В. А.: Прежде всего хочу сказать, что наши высшие должностные лица утверждают: «У нас не все так плохо» — и приводят в качестве довода множество законодательных изменений, которые произошли с 1991 года. И в самом деле, если Вы посмотрите новую Конституцию, то убедитесь, что ее вторая глава во многом повторяет и Всеобщую декларацию прав человека, и Конвенцию против пыток. Что касается правоприменительной практики, те же лица признают, что здесь у нас не все так хорошо, но это потому, что не хватает денег, растет преступность и вообще очень тяжелое экономическое положение.

ВЕДУЩИЙ: Кирилл Ермишин, Ваше мнение.

К. Е.: Я думаю, что выставлять какие либо оценки — вещь неблагодарная, охарактеризовать поведение государства в области прав человека не так-то просто. Действительно, изменилось очень многое. Мы живем в другой стране и, соответственно, в несколько ином окружении. Положение в самом деле неудовлетворительное — я бы оперировал такими оценками, а не «двойками». Интересно то, что говорил Валерий о позиции российских официальных лиц. Это особенно ярко проявилось, как мне кажется, на недавней сессии Комитета ООН против пыток. Российскую официальную позицию я назвал бы не позицией стыдливого умолчания, а, скорее, бестыжей позы, когда все нараспашку. Официальные представители как будто говорят: «Критикуйте, нам это нравится, нам это помогает, но, что касается конкретных мер для исправления положения в той или иной области, тут у нас, увы, не хватает то бумаги, то канцелярских скрепок...» А мне кажется, что нехватка в другом, нехватка — в политической воле.

ВЕДУЩИЙ: С 12 по 14 ноября в Женеве проходило рассмотрение доклада России Комитету ООН против пыток. Не буду анализировать доклад и заключение Комитета, но при чтении этого заключения невольно бросается в глаза несколько механистический подход: все разбито на главы, на плюсы и минусы, на рекомендации по улучшению положения дел. Ну а если без формалистики — почему практика пыток в России продолжается и даже порой усиливается? Валерий Абрамкин.
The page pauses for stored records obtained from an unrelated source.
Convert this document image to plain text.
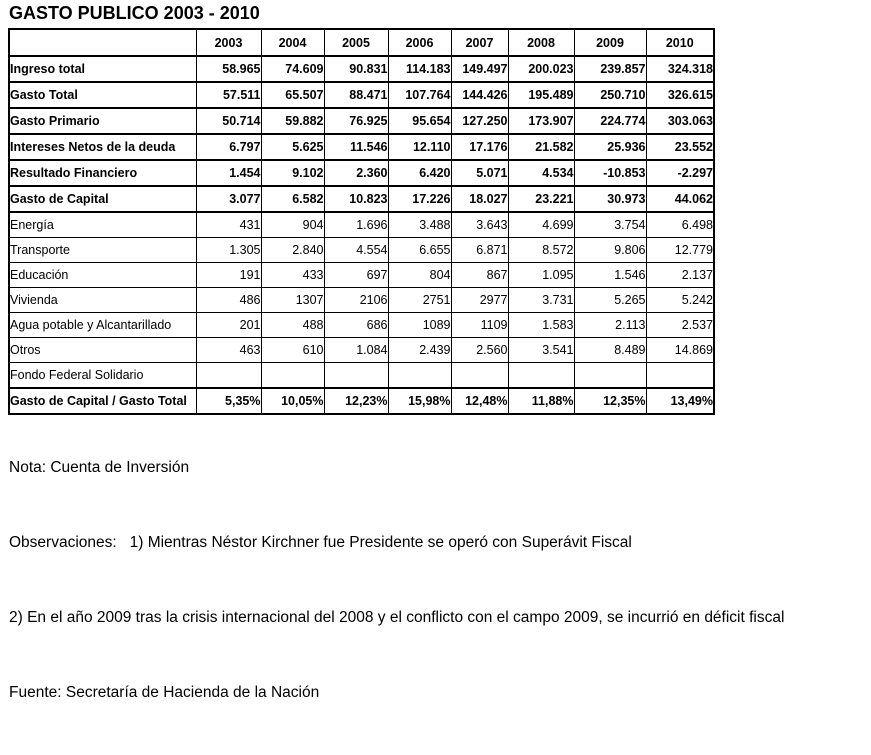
GASTO PUBLICO 2003 - 2010
	2003	2004	2005	2006	2007	2008	2009	2010
Ingreso total	58.965	74.609	90.831	114.183	149.497	200.023	239.857	324.318
Gasto Total	57.511	65.507	88.471	107.764	144.426	195.489	250.710	326.615
Gasto Primario	50.714	59.882	76.925	95.654	127.250	173.907	224.774	303.063
Intereses Netos de la deuda	6.797	5.625	11.546	12.110	17.176	21.582	25.936	23.552
Resultado Financiero	1.454	9.102	2.360	6.420	5.071	4.534	-10.853	-2.297
Gasto de Capital	3.077	6.582	10.823	17.226	18.027	23.221	30.973	44.062
Energía	431	904	1.696	3.488	3.643	4.699	3.754	6.498
Transporte	1.305	2.840	4.554	6.655	6.871	8.572	9.806	12.779
Educación	191	433	697	804	867	1.095	1.546	2.137
Vivienda	486	1307	2106	2751	2977	3.731	5.265	5.242
Agua potable y Alcantarillado	201	488	686	1089	1109	1.583	2.113	2.537
Otros	463	610	1.084	2.439	2.560	3.541	8.489	14.869
Fondo Federal Solidario								
Gasto de Capital / Gasto Total	5,35%	10,05%	12,23%	15,98%	12,48%	11,88%	12,35%	13,49%

Nota: Cuenta de Inversión

Observaciones:   1) Mientras Néstor Kirchner fue Presidente se operó con Superávit Fiscal

2) En el año 2009 tras la crisis internacional del 2008 y el conflicto con el campo 2009, se incurrió en déficit fiscal

Fuente: Secretaría de Hacienda de la Nación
В. А.: Думаю, что если понимать под пытками не только истязание для получения каких-то признаний, а вообще, как это делается в Конвенции, все виды бесчеловечного обращения, жестокого наказания, то их масштаб сейчас, может быть, даже больше, чем при коммунистах, а в некоторых учреждениях, может быть, даже хуже, чем при Сталине. Я вспоминаю, как летом этого года Лев Разгон посетил Бутырскую тюрьму, и он сказал после этого: «Я такого не видел и в 37-м году, когда сидел в здешней камере». Как верно заметил Кирилл, официальные должностные лица это признают, они говорят: «Да, у нас условия пыточные, ну вот помогите нам, дайте нам денег, помогите построить тюрьмы». Но я думаю, дело не в том, что тюрем мало, а в том, что уголовная политика российского государства является абсурдной, мы занимаем первое место по относительному количеству заключенных на 100 000 населения. И я совершенно согласен с Кириллом, требуются не деньги, а требуются политическая воля и решимость. Увеличивается количество заключенных, за 5 лет — примерно в полтора раза. И это при том, что объем ресурсов, произведенных за год государством, уменьшился в два раза. На содержание заключенных в 1996 году выделено из федерального госбюджета 7,3 триллиона рублей. Для сравнения могу сказать, что на все здравоохранение выделено семь с по-, ловиной триллионов рублей, причем, если МВД получает, как правило, все, что ему выделено, и иногда даже больше, то, как мы знаем,здровохранение и другие социальные сферы выделенных денег почти не получают. И вот в этой ситуации у нас, по существу, я бы не боялся такого сравнения, происходит уничтожение тех групп населения, которые сами являются жертвами социальной политики государства, то есть бездомных, безработных и, что очень страшно, детей. Становятся известны многочисленные случаи смерти детей от истощения, от дистрофии. Интегральный показатель условий содержания заключенных: заболеваемость туберкулезом среди них в 40 раз выше, а смертность в 17 раз выше средних показателей по стране. Напомню, что еще где-то в 1990 году эти данные были гораздо ниже: соответственно в 17 и в 10 раз. Но то, что сейчас присходит, этого даже представить невозможно, то есть люди просто умирают от голода.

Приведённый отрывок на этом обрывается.